Riguardo al ritardo degli studi percettivi è possibile affermare che una
ragione della marginalità di cui hanno sofferto sia la differenza che sussiste tra
parlare e ascoltare; l’uno è atto esterno visibile, mentre l’altro è invisibile.
All’inizio del Novecento sembrò che l’udito e il ricevente richiamassero
l’attenzione dei linguisti. Saussure (1922) assunse una posizione decisa a
favore del primato degli aspetti uditivi e la sua intuizione trovò conferma nella
ricerca fonetica successiva con Jakobson, Fant e Halle (1956). Già negli anni
settanta però la ricerca linguistica prende un’altra direzione, lasciando la
percezione e l’udito come fenomeni marginali e puntando invece sui tratti
articolatori. L’udito è l’ingresso principale del messaggio, ma ritengono che
esso non contribuisca agli aspetti profondi della comprensione o perché questi
sono basati su schemi innati, o perché sono strettamente associati ai
meccanismi neuromuscolari della produzione (Albano Leoni, 2001).

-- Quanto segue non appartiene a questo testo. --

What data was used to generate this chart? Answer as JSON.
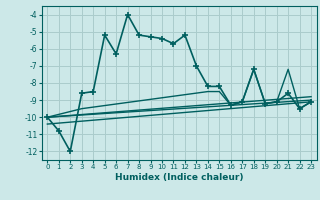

Con l’avvento della tecnologia, nel corso del Novecento, alla fonetica
articolatoria si è affiancata la fonetica acustica. L’analisi acustica dà
un’immagine al suono, mostrando corrispondenze tra elementi fonetici prodotti
e rappresentazioni fisiche. L’acustica diventa utilizzabile sul piano percettivo
soltanto mediante il ricorso alla sintesi, che consente di modificare i parametri
fisici di un enunciato e sottoporlo all’ascolto e al giudizio competente dei
parlanti.
7
Per riuscire a dimostrare l’importanza della prosodia nella percezione
dell’accento straniero è stato progettato un esperimento utilizzando il software
Presentation (www.neurobs.com). Il codice del test è stato implementato con il
linguaggio di programmazione PCL specifico per il funzionamento all’interno
del software suddetto.
L’esperimento creato è formato da quaranta stimoli pronunciati in
italiano da dieci parlanti di diversa lingua madre: italiano, francese, spagnolo,
tedesco e inglese; gli stimoli per ogni parlante sono due letti e due spontanei. Il
test è stato somministrato ai soggetti (settanta tra studenti e non studenti) in tre
fasi; ogni fase presentava stimoli differenti, nella prima gli stimoli erano quelli
originari, nella seconda fase è stata modificata la F0 (frequenza fondamentale),
quindi è stata azzerata la prosodia e sono rimasti evidenti i tratti segmentali
caratteristici delle parlanti, nella terza fase invece, grazie all’utilizzo di uno
specifico script per l’estrazione del pitch dai singoli stimoli è rimasta
solamente la prosodia cioè la melodia dell’enunciato; per modificare gli stimoli
è stato utilizzato il software Praat (www.fon.hum.uva.nl/praat/).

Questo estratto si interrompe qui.